Rencontré vendredi à Tadoussac, comme l’illustre cette photographie, Antoine Mainville était excité à l’idée de chanter dimanche en première partie de Robert Charlebois. Il s’est vu accorder ce privilège grâce à l’entente liant Jonquière en musique au Festival de la chanson de Saint-Ambroise, où plusieurs prix lui ont été décernés lors de l’édition 2017.

Antoine Mainville ouvrira pour Charlebois

Ces temps-ci, Antoine Mainville prête une attention spéciale à la météo. Grâce à sa participation au Festival de la chanson de Saint-Ambroise en 2017, ce jeune auteur, compositeur et interprète ouvrira en effet pour Robert Charlebois, dimanche, à l’occasion du festival Jonquière en musique.
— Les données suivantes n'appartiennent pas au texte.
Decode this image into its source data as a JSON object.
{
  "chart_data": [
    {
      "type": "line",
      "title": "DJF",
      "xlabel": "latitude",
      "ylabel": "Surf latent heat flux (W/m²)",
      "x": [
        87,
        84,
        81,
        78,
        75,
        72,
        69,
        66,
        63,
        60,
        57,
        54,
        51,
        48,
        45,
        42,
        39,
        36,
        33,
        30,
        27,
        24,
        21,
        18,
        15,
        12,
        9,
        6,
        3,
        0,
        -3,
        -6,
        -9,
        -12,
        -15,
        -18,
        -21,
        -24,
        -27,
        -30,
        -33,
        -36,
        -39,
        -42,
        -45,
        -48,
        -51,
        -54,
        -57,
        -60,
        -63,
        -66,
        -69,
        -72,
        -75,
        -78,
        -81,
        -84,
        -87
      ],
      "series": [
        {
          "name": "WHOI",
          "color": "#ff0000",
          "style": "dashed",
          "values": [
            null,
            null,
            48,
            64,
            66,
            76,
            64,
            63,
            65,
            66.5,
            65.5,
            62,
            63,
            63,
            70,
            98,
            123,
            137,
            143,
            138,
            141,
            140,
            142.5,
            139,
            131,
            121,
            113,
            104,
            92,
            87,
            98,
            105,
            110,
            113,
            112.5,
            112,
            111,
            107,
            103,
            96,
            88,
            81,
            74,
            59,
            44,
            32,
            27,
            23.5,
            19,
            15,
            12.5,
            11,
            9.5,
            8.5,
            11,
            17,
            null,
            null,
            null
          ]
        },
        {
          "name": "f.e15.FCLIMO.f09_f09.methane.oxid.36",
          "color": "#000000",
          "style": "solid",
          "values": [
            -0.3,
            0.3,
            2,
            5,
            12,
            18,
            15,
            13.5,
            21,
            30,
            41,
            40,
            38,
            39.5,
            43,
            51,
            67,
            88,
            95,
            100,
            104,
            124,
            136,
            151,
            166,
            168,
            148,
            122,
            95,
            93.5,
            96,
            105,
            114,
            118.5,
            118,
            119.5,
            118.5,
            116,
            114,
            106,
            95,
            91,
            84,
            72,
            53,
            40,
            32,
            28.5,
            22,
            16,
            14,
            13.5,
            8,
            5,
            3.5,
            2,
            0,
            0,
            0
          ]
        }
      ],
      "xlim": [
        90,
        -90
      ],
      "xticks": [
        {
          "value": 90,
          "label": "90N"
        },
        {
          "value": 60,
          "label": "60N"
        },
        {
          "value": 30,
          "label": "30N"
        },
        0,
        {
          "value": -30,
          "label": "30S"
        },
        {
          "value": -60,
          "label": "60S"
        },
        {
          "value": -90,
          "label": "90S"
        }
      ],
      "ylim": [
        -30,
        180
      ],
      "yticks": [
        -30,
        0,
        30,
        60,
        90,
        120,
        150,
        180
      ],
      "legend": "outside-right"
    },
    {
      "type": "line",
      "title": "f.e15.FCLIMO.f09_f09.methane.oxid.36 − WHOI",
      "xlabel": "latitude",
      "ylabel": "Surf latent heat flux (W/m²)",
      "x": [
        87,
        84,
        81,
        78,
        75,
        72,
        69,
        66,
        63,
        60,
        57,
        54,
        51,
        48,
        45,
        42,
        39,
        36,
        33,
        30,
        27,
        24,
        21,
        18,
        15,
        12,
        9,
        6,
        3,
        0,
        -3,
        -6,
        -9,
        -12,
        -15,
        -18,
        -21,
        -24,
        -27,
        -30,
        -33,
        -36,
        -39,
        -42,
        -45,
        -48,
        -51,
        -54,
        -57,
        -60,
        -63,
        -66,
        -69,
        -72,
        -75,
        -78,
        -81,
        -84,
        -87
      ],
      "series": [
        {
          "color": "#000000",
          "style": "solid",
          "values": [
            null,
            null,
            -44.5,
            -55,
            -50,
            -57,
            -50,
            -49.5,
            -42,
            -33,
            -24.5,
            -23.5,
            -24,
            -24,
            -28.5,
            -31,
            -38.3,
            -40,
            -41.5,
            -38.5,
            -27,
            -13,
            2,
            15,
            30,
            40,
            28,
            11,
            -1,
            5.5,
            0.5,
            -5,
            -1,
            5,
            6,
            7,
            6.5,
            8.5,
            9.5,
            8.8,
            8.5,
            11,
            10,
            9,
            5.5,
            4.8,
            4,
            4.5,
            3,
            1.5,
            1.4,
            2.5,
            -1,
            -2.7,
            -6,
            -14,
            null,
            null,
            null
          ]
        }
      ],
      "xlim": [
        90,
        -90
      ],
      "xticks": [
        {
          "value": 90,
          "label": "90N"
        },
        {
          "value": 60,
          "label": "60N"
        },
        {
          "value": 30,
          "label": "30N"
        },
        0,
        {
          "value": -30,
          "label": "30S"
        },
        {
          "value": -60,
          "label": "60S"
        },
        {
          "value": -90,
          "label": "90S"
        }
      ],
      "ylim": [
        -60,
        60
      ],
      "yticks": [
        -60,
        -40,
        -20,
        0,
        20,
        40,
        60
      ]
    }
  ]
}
Il faut toutefois que les éléments collaborent et vendredi, lorsque Le Progrès l’a rencontré, l’artiste a assuré qu’il ferait beau. C’est donc après avoir donné deux spectacles dans le cadre du Festival de la chanson de Tadoussac (le dernier est prévu pour samedi à 14 h, sous un chapiteau dressé derrière l’église) qu’il se pointera à Jonquière dès 20 h 30.

« J’ai fait des premières parties pour Vincent Vallières, Les Trois Accords et Patrice Michaud, mais jamais sur une aussi grosse scène. Ils attendent 10 000 personnes et pendant les 35 minutes qui m’ont été accordées, je présenterai mes chansons les plus accrocheuses. Je vais laisser les ballades de côté », raconte Antoine Mainville.

Il compte échanger avec Robert Charlebois dans les coulisses, bien sûr, un artiste qui fait partie de son univers depuis quelques années déjà. En plus de connaître ses chansons, le jeune homme a intégré dans l’une de ses compositions, Fait chaud, ça pue, pis on est ben, une référence au créateur de Fu Man Chu.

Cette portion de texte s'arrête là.